从request包可以看到src ip 是0.111， dest ip是 3.113，因为 node2 没有192.168.3.111这个ip

非常关键的我们看到node4的回复包 src ip 不是3.113，而是0.113（根据node4的路由就应该是0.113）

这就是问题所在，从node4过来的ipip包src ip都是0.113，实际这里ipip能认识的只是3.113.

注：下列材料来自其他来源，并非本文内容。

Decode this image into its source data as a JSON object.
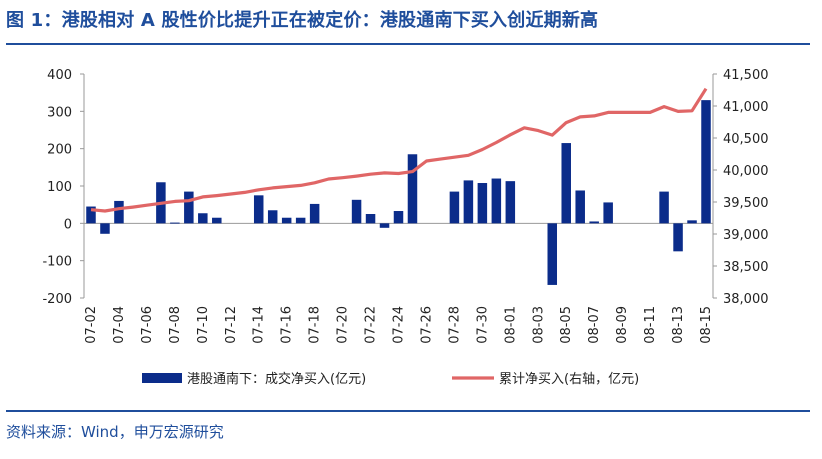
{
  "title": "图 1：港股相对 A 股性价比提升正在被定价：港股通南下买入创近期新高",
  "source": "资料来源：Wind，申万宏源研究",
  "chart_data": {
    "type": "bar+line",
    "categories": [
      "07-02",
      "07-03",
      "07-04",
      "07-05",
      "07-06",
      "07-07",
      "07-08",
      "07-09",
      "07-10",
      "07-11",
      "07-12",
      "07-13",
      "07-14",
      "07-15",
      "07-16",
      "07-17",
      "07-18",
      "07-19",
      "07-20",
      "07-21",
      "07-22",
      "07-23",
      "07-24",
      "07-25",
      "07-26",
      "07-27",
      "07-28",
      "07-29",
      "07-30",
      "07-31",
      "08-01",
      "08-02",
      "08-03",
      "08-04",
      "08-05",
      "08-06",
      "08-07",
      "08-08",
      "08-09",
      "08-10",
      "08-11",
      "08-12",
      "08-13",
      "08-14",
      "08-15"
    ],
    "xticks": [
      "07-02",
      "07-04",
      "07-06",
      "07-08",
      "07-10",
      "07-12",
      "07-14",
      "07-16",
      "07-18",
      "07-20",
      "07-22",
      "07-24",
      "07-26",
      "07-28",
      "07-30",
      "08-01",
      "08-03",
      "08-05",
      "08-07",
      "08-09",
      "08-11",
      "08-13",
      "08-15"
    ],
    "series": [
      {
        "name": "港股通南下：成交净买入(亿元)",
        "type": "bar",
        "axis": "left",
        "color": "#0b2c8a",
        "values": [
          45,
          -28,
          60,
          null,
          null,
          110,
          2,
          85,
          27,
          15,
          null,
          null,
          75,
          35,
          15,
          15,
          52,
          null,
          null,
          63,
          25,
          -12,
          33,
          185,
          null,
          null,
          85,
          115,
          108,
          120,
          113,
          null,
          null,
          -165,
          215,
          88,
          5,
          56,
          null,
          null,
          null,
          85,
          -75,
          8,
          330
        ]
      },
      {
        "name": "累计净买入(右轴，亿元)",
        "type": "line",
        "axis": "right",
        "color": "#e06666",
        "values": [
          39380,
          39360,
          39395,
          39420,
          39450,
          39480,
          39510,
          39520,
          39580,
          39600,
          39625,
          39650,
          39690,
          39720,
          39740,
          39760,
          39800,
          39860,
          39880,
          39905,
          39935,
          39955,
          39945,
          39975,
          40140,
          40170,
          40200,
          40230,
          40320,
          40430,
          40550,
          40660,
          40615,
          40545,
          40740,
          40830,
          40845,
          40900,
          40900,
          40900,
          40900,
          40990,
          40915,
          40925,
          41270
        ]
      }
    ],
    "yleft": {
      "lim": [
        -200,
        400
      ],
      "ticks": [
        -200,
        -100,
        0,
        100,
        200,
        300,
        400
      ]
    },
    "yright": {
      "lim": [
        38000,
        41500
      ],
      "ticks": [
        "38,000",
        "38,500",
        "39,000",
        "39,500",
        "40,000",
        "40,500",
        "41,000",
        "41,500"
      ],
      "tick_values": [
        38000,
        38500,
        39000,
        39500,
        40000,
        40500,
        41000,
        41500
      ]
    },
    "legend": {
      "placement": "bottom"
    }
  }
}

如果这个时候在3.113机器上把0.113网卡down掉，那么3.113上的：

10.122.124.128/26 via 192.168.0.111 dev tunl0 proto bird onlink 路由被自动删除，3.113将不再回复request。这是因为calico记录的node2的ip是192.168.0.111，所以会自动增加

解决办法，在node4上删除这条路由记录，也就是强制让回复包走3.113网卡，这样收发的ip就能对应上了

ip route del 192.168.0.0/24 dev eth0 proto kernel scope link src 192.168.0.113

//同时将默认路由改到3.113

ip route del default via 192.168.0.253 dev eth0;

ip route add default via 192.168.3.253 dev eth1

最终OK后，node4上的ip route是这样的：

[root@az3-k8s-14 ~]# ip route

default via 192.168.3.253 dev eth1

10.122.17.64/26 via 192.168.3.110 dev tunl0 proto bird onlink

10.122.124.128/26 via 192.168.0.111 dev tunl0 proto bird onlink

10.122.127.128/26 via 192.168.3.112 dev tunl0 proto bird onlink

blackhole 10.122.157.128/26 proto bird

10.122.157.129 dev cali19f6ea143e3 scope link

10.122.157.130 dev cali09e016ead53 scope link

10.122.157.131 dev cali0ad3225816d scope link

10.122.157.132 dev cali55a5ff1a4aa scope link

10.122.157.133 dev cali01cf8687c65 scope link

10.122.157.134 dev cali65232d7ada6 scope link

10.122.173.128/26 via 192.168.3.114 dev tunl0 proto bird onlink

172.17.0.0/16 dev docker0 proto kernel scope link src 172.17.0.1

192.168.3.0/24 dev eth1 proto kernel scope link src 192.168.3.113

正常后的抓包, 注意这里drequest的est ip 和reply的 src ip终于一致了：

//request

00:16:3e:02:06:1e > ee:ff:ff:ff:ff:ff, ethertype IPv4 (0x0800), length 118: (tos 0x0, ttl 64, id 57971, offset 0, flags [DF], proto IPIP (4), length 104)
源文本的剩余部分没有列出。